I don’t think that anyone human can really answer her question, because I believe Life selects the ripest of us for that particular set of challenges. Never-the-less, there seems to be something about maturing that delivers one to the place where Life selects. My take is based on my experience, and represents only a version for consideration. Life makes the selection, and I think the most we can do is ready ourselves as much as possible.

I know her well enough to know she is going through a rather rough change in her life. I think it fair to say that Life is putting her through a time of reduction that is asking her a fundamentally difficult question. Who is she now? She isn’t who she used to be, she’s lost a lot of capacity, and being like she is now — the more essentialized being — then who is she now?

The last stage of life is so much about integration that it constantly delivers up realizations about what is really important about one’s existence. These moments, or periods of life, can be confusing. They add to the sense that one isn’t who they used to be. If one isn’t securely grounded in self (and let’s face it, most of us aren’t) then this kind of integrative challenge generates a lot of uncertainty. It raises questions, like hers, about maturity.

The idea that there is a transitional period (which I have called grandolescence) between adulthood and elderhood is new enough that it is bound to generate questions. I’m not sure when elderhood starts. But, my experience suggests a few things. The transitional period (grandolescence) introduces a lot of loss to most of us. These losses might take the form of the loss of a partner, the death of significant friends or family members, illness, financial uncertainty, cognitive shifts, and the loss of social status, prestige, or the ability to be as productive. Multiple, sometimes simultaneous, losses. All of this loss is introduced to us in the initial phase of becoming older. Diminishment is a real component of old age. It hurts and confuses.

Culturally, this much of the transition to elderhood, is seen. This accounts for some of the cultural fatalism about aging. There is a whole lot more to the story however. The less visible inside dimension is lost. And this is where the real ripening is taking place. Her question is really about the inside indicators that ripening is taking place? Futhermore, I suspect, she is wondering what is it that is carrying her beyond this partly-formed place towards a more complete version of herself?

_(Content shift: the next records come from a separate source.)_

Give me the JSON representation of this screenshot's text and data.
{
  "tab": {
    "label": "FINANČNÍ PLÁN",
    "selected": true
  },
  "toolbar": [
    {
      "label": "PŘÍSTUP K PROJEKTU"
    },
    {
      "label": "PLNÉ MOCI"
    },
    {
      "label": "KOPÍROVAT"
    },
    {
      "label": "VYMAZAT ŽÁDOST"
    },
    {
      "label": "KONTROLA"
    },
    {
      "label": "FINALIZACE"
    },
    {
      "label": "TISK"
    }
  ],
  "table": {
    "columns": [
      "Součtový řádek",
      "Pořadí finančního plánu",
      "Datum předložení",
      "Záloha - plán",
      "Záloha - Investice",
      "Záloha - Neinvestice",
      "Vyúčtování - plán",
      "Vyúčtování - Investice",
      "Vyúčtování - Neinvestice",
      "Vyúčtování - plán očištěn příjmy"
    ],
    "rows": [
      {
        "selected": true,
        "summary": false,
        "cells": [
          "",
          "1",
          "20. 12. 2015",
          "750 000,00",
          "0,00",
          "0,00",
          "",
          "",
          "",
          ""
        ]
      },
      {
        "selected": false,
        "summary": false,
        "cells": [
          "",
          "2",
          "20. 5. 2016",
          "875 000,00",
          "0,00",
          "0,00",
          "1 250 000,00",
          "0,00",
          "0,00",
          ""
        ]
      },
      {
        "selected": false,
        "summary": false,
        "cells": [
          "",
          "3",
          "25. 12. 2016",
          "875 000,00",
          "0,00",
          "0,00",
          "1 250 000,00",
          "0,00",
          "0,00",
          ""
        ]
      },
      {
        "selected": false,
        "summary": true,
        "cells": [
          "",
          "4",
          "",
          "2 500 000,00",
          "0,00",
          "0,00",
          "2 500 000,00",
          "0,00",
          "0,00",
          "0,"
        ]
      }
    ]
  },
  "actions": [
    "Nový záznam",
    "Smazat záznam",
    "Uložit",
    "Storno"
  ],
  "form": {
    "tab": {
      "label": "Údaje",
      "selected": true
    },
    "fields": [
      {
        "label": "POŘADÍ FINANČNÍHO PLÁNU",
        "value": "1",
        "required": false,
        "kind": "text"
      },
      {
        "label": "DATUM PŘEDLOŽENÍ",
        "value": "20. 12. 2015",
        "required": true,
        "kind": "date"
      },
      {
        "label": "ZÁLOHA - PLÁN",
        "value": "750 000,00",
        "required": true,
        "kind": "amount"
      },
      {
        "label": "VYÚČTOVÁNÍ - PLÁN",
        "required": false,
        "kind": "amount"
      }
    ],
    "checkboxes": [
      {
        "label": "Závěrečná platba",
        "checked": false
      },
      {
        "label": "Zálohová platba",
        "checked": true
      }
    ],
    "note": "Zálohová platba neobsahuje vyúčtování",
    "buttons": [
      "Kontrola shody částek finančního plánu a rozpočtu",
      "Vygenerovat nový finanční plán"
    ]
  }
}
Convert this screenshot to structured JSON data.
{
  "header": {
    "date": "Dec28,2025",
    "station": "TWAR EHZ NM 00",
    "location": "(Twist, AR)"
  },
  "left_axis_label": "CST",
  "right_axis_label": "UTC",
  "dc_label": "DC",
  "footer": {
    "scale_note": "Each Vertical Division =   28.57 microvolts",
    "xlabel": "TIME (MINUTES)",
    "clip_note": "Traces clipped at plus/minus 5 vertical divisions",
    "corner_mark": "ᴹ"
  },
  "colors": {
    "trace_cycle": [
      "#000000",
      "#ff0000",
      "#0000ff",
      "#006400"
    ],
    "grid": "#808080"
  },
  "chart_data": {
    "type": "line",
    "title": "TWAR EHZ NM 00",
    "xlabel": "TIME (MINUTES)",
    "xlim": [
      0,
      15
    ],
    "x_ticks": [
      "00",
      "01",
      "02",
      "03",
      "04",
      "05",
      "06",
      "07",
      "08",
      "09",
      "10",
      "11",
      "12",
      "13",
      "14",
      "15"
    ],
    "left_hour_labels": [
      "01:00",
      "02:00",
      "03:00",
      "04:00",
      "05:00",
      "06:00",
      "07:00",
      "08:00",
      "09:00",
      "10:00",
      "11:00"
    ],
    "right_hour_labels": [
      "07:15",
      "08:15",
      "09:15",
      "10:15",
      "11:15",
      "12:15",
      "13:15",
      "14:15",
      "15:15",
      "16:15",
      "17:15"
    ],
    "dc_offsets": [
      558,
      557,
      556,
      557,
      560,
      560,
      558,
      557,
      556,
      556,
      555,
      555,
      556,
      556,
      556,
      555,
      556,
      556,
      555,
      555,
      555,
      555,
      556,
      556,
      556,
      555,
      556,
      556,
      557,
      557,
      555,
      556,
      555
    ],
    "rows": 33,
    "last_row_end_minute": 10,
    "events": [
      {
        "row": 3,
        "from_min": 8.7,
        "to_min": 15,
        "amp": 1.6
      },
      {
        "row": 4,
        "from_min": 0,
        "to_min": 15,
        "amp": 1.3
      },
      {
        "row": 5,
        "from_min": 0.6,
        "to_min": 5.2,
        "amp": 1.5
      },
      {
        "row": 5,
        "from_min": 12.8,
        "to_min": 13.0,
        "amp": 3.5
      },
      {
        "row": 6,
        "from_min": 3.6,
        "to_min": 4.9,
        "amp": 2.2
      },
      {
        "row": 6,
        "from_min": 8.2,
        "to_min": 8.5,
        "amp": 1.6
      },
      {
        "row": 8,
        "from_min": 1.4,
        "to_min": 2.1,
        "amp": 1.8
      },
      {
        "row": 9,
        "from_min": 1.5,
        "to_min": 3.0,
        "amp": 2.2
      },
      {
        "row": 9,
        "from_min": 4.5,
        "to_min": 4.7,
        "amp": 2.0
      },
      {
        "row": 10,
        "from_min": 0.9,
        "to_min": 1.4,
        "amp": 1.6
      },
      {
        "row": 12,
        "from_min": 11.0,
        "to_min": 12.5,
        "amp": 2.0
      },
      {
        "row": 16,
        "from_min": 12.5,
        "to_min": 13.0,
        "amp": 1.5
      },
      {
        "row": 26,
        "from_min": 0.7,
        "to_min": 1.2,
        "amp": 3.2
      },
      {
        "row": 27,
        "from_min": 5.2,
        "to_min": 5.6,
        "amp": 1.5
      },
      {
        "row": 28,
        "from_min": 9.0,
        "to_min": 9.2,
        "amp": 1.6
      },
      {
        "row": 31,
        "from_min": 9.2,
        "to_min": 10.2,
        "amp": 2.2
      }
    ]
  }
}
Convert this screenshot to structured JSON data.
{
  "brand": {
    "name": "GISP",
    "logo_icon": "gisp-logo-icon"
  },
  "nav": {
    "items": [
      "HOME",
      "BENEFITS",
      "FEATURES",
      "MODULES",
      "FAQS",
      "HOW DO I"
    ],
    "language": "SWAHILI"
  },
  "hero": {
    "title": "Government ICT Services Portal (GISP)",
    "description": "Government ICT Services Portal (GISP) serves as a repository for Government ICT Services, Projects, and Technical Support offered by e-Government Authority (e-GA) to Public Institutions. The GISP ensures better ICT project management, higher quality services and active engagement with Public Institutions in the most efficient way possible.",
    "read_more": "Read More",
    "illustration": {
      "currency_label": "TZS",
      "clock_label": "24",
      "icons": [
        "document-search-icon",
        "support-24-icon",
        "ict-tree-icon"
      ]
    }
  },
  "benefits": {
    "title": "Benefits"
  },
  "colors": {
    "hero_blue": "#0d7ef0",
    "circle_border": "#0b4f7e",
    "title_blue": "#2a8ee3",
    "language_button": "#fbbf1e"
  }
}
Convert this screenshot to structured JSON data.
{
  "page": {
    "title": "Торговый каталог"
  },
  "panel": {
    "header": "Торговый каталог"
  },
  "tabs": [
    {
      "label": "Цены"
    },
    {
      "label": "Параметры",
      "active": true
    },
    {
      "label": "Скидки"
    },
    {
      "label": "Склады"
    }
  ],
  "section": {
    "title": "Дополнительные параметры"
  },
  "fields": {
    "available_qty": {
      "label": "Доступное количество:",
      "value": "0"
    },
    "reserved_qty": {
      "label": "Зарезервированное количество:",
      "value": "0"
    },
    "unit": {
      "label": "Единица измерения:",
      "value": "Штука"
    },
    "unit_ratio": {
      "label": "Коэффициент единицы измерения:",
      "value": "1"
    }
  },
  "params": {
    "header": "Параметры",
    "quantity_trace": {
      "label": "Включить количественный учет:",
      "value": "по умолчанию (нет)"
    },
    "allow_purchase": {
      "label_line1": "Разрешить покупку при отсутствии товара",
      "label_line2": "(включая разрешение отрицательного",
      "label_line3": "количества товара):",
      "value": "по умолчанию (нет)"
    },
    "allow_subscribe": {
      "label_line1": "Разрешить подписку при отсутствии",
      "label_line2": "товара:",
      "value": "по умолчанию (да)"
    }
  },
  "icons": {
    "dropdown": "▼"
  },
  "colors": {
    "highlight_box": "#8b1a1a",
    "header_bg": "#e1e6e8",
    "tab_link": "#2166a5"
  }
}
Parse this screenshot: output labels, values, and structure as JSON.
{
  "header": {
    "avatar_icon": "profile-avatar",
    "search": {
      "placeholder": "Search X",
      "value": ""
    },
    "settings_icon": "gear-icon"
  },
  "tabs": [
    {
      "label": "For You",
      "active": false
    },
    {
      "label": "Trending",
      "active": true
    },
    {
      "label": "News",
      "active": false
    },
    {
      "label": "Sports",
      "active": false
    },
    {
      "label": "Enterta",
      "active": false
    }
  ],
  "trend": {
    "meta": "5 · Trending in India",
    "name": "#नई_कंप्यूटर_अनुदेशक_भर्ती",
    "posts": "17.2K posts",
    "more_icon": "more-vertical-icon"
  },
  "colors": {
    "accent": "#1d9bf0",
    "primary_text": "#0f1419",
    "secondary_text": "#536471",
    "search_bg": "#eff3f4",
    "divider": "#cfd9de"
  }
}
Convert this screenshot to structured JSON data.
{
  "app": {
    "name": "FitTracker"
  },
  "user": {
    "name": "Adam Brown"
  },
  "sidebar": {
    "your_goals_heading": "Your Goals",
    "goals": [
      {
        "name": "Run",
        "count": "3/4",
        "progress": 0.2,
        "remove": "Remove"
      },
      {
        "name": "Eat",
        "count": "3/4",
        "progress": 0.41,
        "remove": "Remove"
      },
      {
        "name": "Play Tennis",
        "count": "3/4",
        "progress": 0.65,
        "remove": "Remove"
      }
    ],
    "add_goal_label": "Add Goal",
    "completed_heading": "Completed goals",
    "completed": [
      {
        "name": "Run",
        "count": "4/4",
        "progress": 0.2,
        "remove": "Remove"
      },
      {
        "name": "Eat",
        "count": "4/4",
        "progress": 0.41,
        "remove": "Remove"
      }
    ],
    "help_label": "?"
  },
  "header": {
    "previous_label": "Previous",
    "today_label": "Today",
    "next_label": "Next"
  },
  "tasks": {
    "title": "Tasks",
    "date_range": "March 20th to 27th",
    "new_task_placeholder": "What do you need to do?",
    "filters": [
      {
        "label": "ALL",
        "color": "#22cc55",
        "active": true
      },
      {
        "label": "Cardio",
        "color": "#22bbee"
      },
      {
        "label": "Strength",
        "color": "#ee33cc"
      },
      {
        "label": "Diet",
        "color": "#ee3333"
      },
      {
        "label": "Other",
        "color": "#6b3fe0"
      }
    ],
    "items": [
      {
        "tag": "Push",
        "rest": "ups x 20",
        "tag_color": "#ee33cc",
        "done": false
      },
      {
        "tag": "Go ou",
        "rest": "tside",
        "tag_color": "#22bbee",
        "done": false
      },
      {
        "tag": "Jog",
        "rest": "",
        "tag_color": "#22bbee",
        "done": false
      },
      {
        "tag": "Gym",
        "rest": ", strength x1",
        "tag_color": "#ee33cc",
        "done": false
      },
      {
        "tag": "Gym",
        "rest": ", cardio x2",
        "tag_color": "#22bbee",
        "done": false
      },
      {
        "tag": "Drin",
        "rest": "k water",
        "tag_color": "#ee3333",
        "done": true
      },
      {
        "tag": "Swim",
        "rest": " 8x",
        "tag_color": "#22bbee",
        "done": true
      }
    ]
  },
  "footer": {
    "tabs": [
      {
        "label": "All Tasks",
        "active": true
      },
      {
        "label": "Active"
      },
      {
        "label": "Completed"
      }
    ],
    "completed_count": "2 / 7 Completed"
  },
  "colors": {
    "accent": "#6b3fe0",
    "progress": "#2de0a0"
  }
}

The time after my stroke taught me a lot about making a shift. I went from bedeviled and broken David to freshly enabled Lucky. And, I think that my experience is pertinent to making the same kind of shift to elderhood. I lost most all aspects of my life. I thought I was done for. I wasn’t. Somewhere along the way I realized that looking at, and dwelling upon, my massive losses, was killing me. So even though my losses were compelling, I began the long, arduous, and lonely process of shifting my gaze to what remained. By re-focusing my attention, never ignoring the truth of my losses, but concentrating on making the most of what remained, I discovered a new life.

Elderhood, in my opinion asks for a similar shift of attention. To me, gratitude, happiness, integrity, and freedom are the hallmarks of elderdom. They are what remains. They are the gains, if you will, that come alongside all of the losses. One has to shift their gaze to see them. The cultural penchant for external orientation, looking primarily outside oneself, makes the losses alone visible, but the gains mostly reside inside, and are only visible to those who do shift their gaze. Shifting is hard. It’s counter-cultural. It involves occupying a minority position. It takes enormous amounts of solitude and community. But, the reward is that the miraculousness of the world is part of what remains.

Elders enjoy a kind of double-vision, a paradoxical binocularism. By focusing on what remains, they can see the sorrows of the world alongside its miraculous nature. They are more grateful because they have learned the difficult skill of placing their attention right in the breach, were things come together.

Shifting is an acquired skill. It is available to everyone. It is the answer to how one goes through transition, and comes out paradoxically smaller and bigger. Life takes away, and gives all at the same time. This pattern is especially perceptible to those who make this shift.